We report the establishment and characterization of four new PDAC cell lines: MDA-PATC43, MDA-PATC50, MDA-PATC53, and MDA-PATC66, which were derived from patient tumor murine xenografts. Early passage and well-characterized human PDAC cell lines are important resources for studying cancer cell biology, as well as for developing new strategies against cancer cell growth and new drug therapy validation in vivo and in vitro.19 The first report on successful cultivation of a human PDAC was in 1963,20 and since then, numerous PDAC cell lines have been reported and characterized,21 but little is known about how these cell lines change over time in culture. Most of the previously established PDAC cell lines used in research were derived from primary pancreatic tumors, tumor metastases, or ascitic effusions, whereas all of our new cell lines were derived from murine patient tumor xenografts. We have found this approach to be beneficial because of the relatively larger amounts of tumor tissue from which to culture cells, as primary patient tumor specimens are usually more limited in volume. Also, murine xenografts are potentially endlessly expandable, so it is possible to isolate new cell lines long after the original tumor resection has taken place. The four PDAC cell lines we established have demonstrated efficient tumorigenicity when injected subcutaneously into nude mice, with a success rate of 100% (data not shown). Therefore, this approach can be used to produce durable cell lines that are able to be experimented with both in vitro and in vivo. This model enables concurrent study of patient tumor xenografts and their derived cell lines, which creates a robust platform to compare the biology of cancer cells living confined in mouse stromal tissues to cancer cells living as pure populations.

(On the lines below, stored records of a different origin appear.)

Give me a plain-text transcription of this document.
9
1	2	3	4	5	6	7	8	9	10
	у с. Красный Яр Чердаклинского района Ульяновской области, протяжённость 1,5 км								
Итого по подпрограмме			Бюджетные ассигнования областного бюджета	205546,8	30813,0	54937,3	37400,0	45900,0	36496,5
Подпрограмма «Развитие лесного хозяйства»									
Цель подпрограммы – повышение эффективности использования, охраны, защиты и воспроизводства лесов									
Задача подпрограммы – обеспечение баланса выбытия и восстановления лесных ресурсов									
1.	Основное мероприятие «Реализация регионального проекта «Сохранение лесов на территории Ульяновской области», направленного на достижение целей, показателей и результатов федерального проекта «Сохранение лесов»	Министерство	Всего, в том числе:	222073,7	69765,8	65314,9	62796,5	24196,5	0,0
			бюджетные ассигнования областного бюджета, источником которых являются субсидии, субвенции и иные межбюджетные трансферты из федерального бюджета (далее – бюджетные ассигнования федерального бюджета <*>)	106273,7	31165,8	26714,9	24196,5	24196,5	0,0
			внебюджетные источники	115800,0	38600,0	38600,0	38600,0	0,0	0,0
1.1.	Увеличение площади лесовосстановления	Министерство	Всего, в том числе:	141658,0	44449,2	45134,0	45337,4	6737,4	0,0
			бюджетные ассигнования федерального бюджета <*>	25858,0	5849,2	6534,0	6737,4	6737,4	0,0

In this study, we have also shown that PDAC cells from a primary pancreatic tumor site take on a predominately mesenchymal phenotype when isolated from murine xenograft tumors, and this mesenchymal phenotype is further augmented when these cell lines are grown as subcutaneous tumors in immunocompromised mice. On the other hand, one cell line, MDA-PATC53, isolated from a liver metastasis of a pancreatic primary adenocarcinoma, maintained a predominately epithelial phenotype. Also, MDA-PATC53 maintained a wild-type SMAD4 gene from the initial surgical resection, to xenograft establishment, and finally to cell line isolation. This suggests that epithelial or mesenchymal phenotypic changes in culture may depend on the tissue of origin and whether the cells came from a primary tumor vs a metastasis. Future studies will be required to further delineate the changes in cancer cell biology that occur upon establishment of cell lines from patient or xenograft tissues, and how their tumor environments of origin affect these changes. This information can potentially be used to help reconcile experimental findings in vitro and in vivo, in order to overcome limitations often seen when therapies are translated from the petri dish to animal models and finally to human patients.